I took two books downstairs this morning to flick through and find a poem to share. They were Sean O’Brien’s The Drowned Book, which won both the Forward Prize and the TS Eliot prize in 2007, and another anthology edited by Carol Ann Duffy – Out of Fashion. The intention was to choose a poem for today from one of the books, and one for tomorrow for the other.
However, it turned out that the poem I most wanted to share from Duffy’s anthology was, in fact, by Sean O’Brien anyway. In case you were wondering, the poem Sean O’Brien chose to share afterwards in the anthology was from Homer’s Iliad, translated by Pope. I really can’t be arsed typing it out, sorry. It’s full of apostrophes, and one of those letters like an o squished up next to an e.
So, what I will do, is share that one, and link to a sadly negative review of the O’Brien (award winning) collection instead. I’m sure the Fashion anthology will inspire another post or two anyway. It’s funny – I’d also been struggling to decide what, if anything, to share from O’Brien’s more recent collection, November. November is fairly elegiac, as, in parts, is The Drowned Book. It must be related to age. I’m considering his Selected Poems – named, actually, as per the poem I’m sharing here:
You are my secret coat. You’re never dry.
You wear the weight and stink of black canals.
Malodorous companion, we know why
It’s taken me so long to see we’re pals,
To learn why my acquaintance never sniff
Or send me notes to say I stink of stiff.
But you don’t talk, historical bespoke.
You must be worn, be intimate as skin,
And though I never lived what you invoke,
At birth I was already buttoned in.
Your clammy itch became my atmosphere,
An air made half of anger, half of fear.
And what you are is what I tried to shed
In libraries with Donne and Henry James.
You’re here to bear a message from the dead
Whose history’s dishonoured with their names.
You mean the North, the poor, and troopers sent
To shoot down those who showed their discontent.

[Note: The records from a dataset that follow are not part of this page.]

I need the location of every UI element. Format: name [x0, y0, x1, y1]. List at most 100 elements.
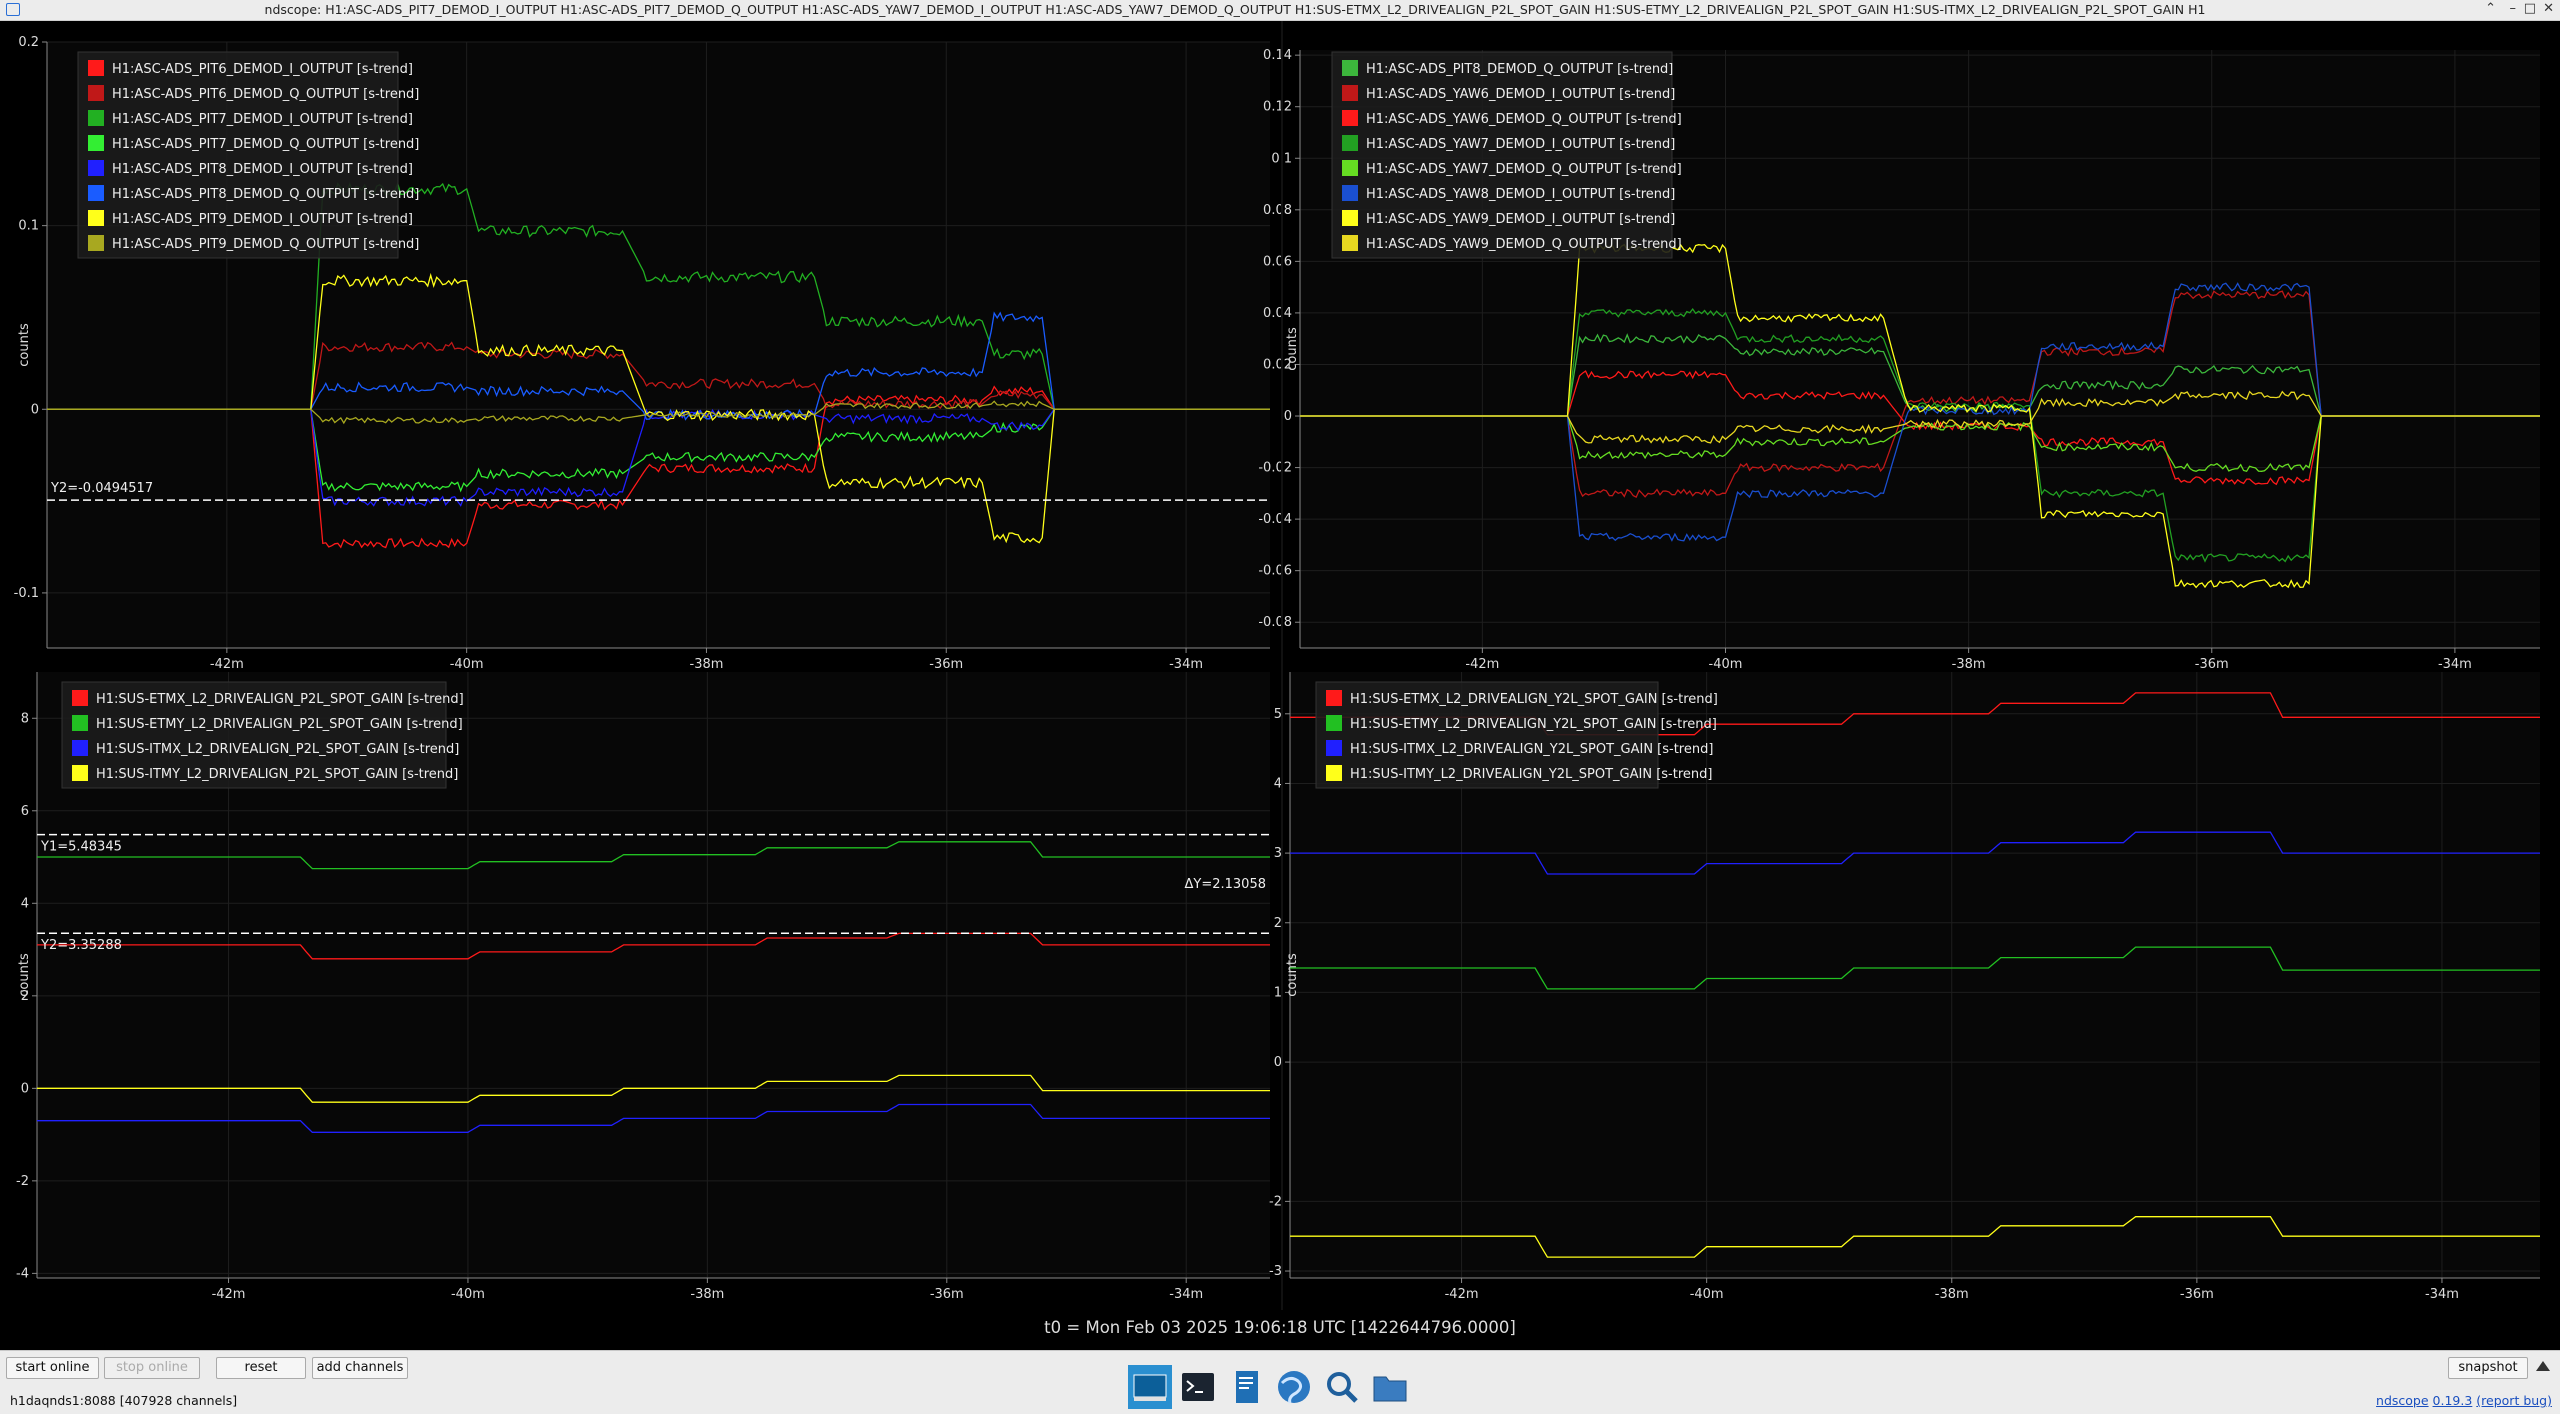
y-tick-label: 1 — [1274, 985, 1282, 1000]
legend-swatch — [88, 85, 104, 101]
version-link[interactable]: ndscope 0.19.3 (report bug) — [2376, 1393, 2552, 1408]
x-tick-label: -42m — [1445, 1287, 1479, 1302]
x-tick-label: -34m — [1169, 1287, 1203, 1302]
x-tick-label: -36m — [929, 657, 963, 672]
y-tick-label: 8 — [21, 711, 29, 726]
legend-swatch — [88, 185, 104, 201]
legend-entry: H1:SUS-ETMY_L2_DRIVEALIGN_P2L_SPOT_GAIN … — [96, 717, 463, 732]
y-tick-label: 0.06 — [1263, 254, 1292, 269]
magnifier-icon[interactable] — [1320, 1365, 1364, 1409]
legend-swatch — [88, 160, 104, 176]
desktop-icon[interactable] — [1128, 1365, 1172, 1409]
snapshot-button[interactable]: snapshot — [2448, 1357, 2528, 1379]
t0-label: t0 = Mon Feb 03 2025 19:06:18 UTC [14226… — [1044, 1318, 1516, 1337]
legend-swatch — [1342, 85, 1358, 101]
legend-swatch — [1342, 135, 1358, 151]
legend-entry: H1:ASC-ADS_YAW7_DEMOD_Q_OUTPUT [s-trend] — [1366, 162, 1682, 177]
y-axis-label: counts — [1285, 953, 1300, 997]
y-tick-label: 4 — [1274, 776, 1282, 791]
legend-swatch — [72, 715, 88, 731]
maximize-button[interactable]: □ — [2524, 1, 2536, 16]
x-tick-label: -36m — [2195, 657, 2229, 672]
start-online-button[interactable]: start online — [6, 1357, 99, 1379]
y-tick-label: -0.04 — [1258, 512, 1292, 527]
x-tick-label: -42m — [1465, 657, 1499, 672]
x-tick-label: -42m — [210, 657, 244, 672]
x-tick-label: -38m — [1935, 1287, 1969, 1302]
terminal-icon[interactable] — [1176, 1365, 1220, 1409]
x-tick-label: -40m — [450, 657, 484, 672]
y-tick-label: -0.1 — [14, 586, 39, 601]
add-channels-button[interactable]: add channels — [312, 1357, 408, 1379]
y-tick-label: 0.1 — [18, 219, 39, 234]
y-tick-label: 0.08 — [1263, 203, 1292, 218]
report-bug-link[interactable]: (report bug) — [2476, 1393, 2552, 1408]
x-tick-label: -34m — [2438, 657, 2472, 672]
y-tick-label: -0.08 — [1258, 615, 1292, 630]
y-tick-label: 0 — [21, 1081, 29, 1096]
legend-entry: H1:ASC-ADS_PIT8_DEMOD_I_OUTPUT [s-trend] — [112, 162, 413, 177]
cursor-label: Y2=-0.0494517 — [50, 481, 153, 496]
x-tick-label: -40m — [1709, 657, 1743, 672]
x-tick-label: -38m — [690, 657, 724, 672]
y-tick-label: 5 — [1274, 707, 1282, 722]
window-title: ndscope: H1:ASC-ADS_PIT7_DEMOD_I_OUTPUT … — [264, 2, 2206, 17]
legend-entry: H1:ASC-ADS_PIT7_DEMOD_Q_OUTPUT [s-trend] — [112, 137, 419, 152]
close-button[interactable]: ✕ — [2543, 1, 2554, 16]
legend-swatch — [88, 110, 104, 126]
collapse-arrow-icon[interactable] — [2536, 1361, 2550, 1371]
legend-entry: H1:ASC-ADS_PIT9_DEMOD_Q_OUTPUT [s-trend] — [112, 237, 419, 252]
x-tick-label: -40m — [1690, 1287, 1724, 1302]
x-tick-label: -38m — [690, 1287, 724, 1302]
legend-swatch — [72, 765, 88, 781]
legend-entry: H1:ASC-ADS_YAW9_DEMOD_Q_OUTPUT [s-trend] — [1366, 237, 1682, 252]
legend-entry: H1:ASC-ADS_PIT8_DEMOD_Q_OUTPUT [s-trend] — [112, 187, 419, 202]
y-tick-label: -4 — [16, 1266, 29, 1281]
legend-entry: H1:ASC-ADS_YAW7_DEMOD_I_OUTPUT [s-trend] — [1366, 137, 1675, 152]
legend-swatch — [72, 740, 88, 756]
legend-entry: H1:ASC-ADS_PIT6_DEMOD_I_OUTPUT [s-trend] — [112, 62, 413, 77]
legend-swatch — [88, 60, 104, 76]
y-tick-label: -2 — [16, 1174, 29, 1189]
folder-icon[interactable] — [1368, 1365, 1412, 1409]
plot-area[interactable]: -42m -40m -38m -36m -34m -0.1 0 0.1 0.2 counts Y2=… — [0, 21, 2560, 1321]
legend-entry: H1:ASC-ADS_PIT7_DEMOD_I_OUTPUT [s-trend] — [112, 112, 413, 127]
y-axis-label: counts — [17, 323, 32, 367]
legend-swatch — [1342, 235, 1358, 251]
legend-swatch — [88, 135, 104, 151]
x-tick-label: -36m — [930, 1287, 964, 1302]
legend-entry: H1:SUS-ETMX_L2_DRIVEALIGN_Y2L_SPOT_GAIN … — [1350, 692, 1718, 707]
y-tick-label: 0.12 — [1263, 100, 1292, 115]
x-tick-label: -42m — [212, 1287, 246, 1302]
y-tick-label: 0 — [31, 402, 39, 417]
x-tick-label: -34m — [1169, 657, 1203, 672]
legend-swatch — [1342, 60, 1358, 76]
legend-entry: H1:SUS-ITMX_L2_DRIVEALIGN_Y2L_SPOT_GAIN … — [1350, 742, 1713, 757]
y-axis-label: counts — [1285, 327, 1300, 371]
delta-y-label: ΔY=2.13058 — [1185, 877, 1267, 892]
y-axis-label: counts — [17, 953, 32, 997]
x-tick-label: -34m — [2425, 1287, 2459, 1302]
shade-window-button[interactable]: ⌃ — [2485, 1, 2496, 16]
stop-online-button[interactable]: stop online — [104, 1357, 200, 1379]
legend-entry: H1:SUS-ETMY_L2_DRIVEALIGN_Y2L_SPOT_GAIN … — [1350, 717, 1717, 732]
legend-swatch — [72, 690, 88, 706]
text-editor-icon[interactable] — [1224, 1365, 1268, 1409]
legend-entry: H1:SUS-ETMX_L2_DRIVEALIGN_P2L_SPOT_GAIN … — [96, 692, 464, 707]
window-titlebar: ndscope: H1:ASC-ADS_PIT7_DEMOD_I_OUTPUT … — [0, 0, 2560, 21]
legend-entry: H1:ASC-ADS_PIT9_DEMOD_I_OUTPUT [s-trend] — [112, 212, 413, 227]
y-tick-label: 0.14 — [1263, 48, 1292, 63]
y-tick-label: -0.02 — [1258, 461, 1292, 476]
y-tick-label: -3 — [1269, 1264, 1282, 1279]
reset-button[interactable]: reset — [216, 1357, 306, 1379]
cursor-label: Y2=3.35288 — [40, 938, 122, 953]
plots-canvas[interactable]: -42m -40m -38m -36m -34m -0.1 0 0.1 0.2 counts Y2=… — [0, 21, 2560, 1321]
legend-swatch — [1342, 160, 1358, 176]
cursor-label: Y1=5.48345 — [40, 840, 122, 855]
minimize-button[interactable]: – — [2510, 1, 2517, 16]
legend-swatch — [1342, 110, 1358, 126]
browser-icon[interactable] — [1272, 1365, 1316, 1409]
version-prefix: ndscope — [2376, 1393, 2429, 1408]
legend-swatch — [1342, 185, 1358, 201]
y-tick-label: -2 — [1269, 1194, 1282, 1209]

No comfort there for comfy meliorists
Grown weepy over Jarrow photographs.
No comfort when the poor the state enlists
Parade before their fathers cenotaphs.
No comfort when the strikers all go back
To see the twenty thousand get the sack.
Be with me when they cauterise the facts.
Be with me to the bottom of the page,
Insisting on what history exacts.
Be memory, be conscience, will and rage,
And keep me cold and honest, cousin coat,
So if I lie, I’ll know you’re at my throat.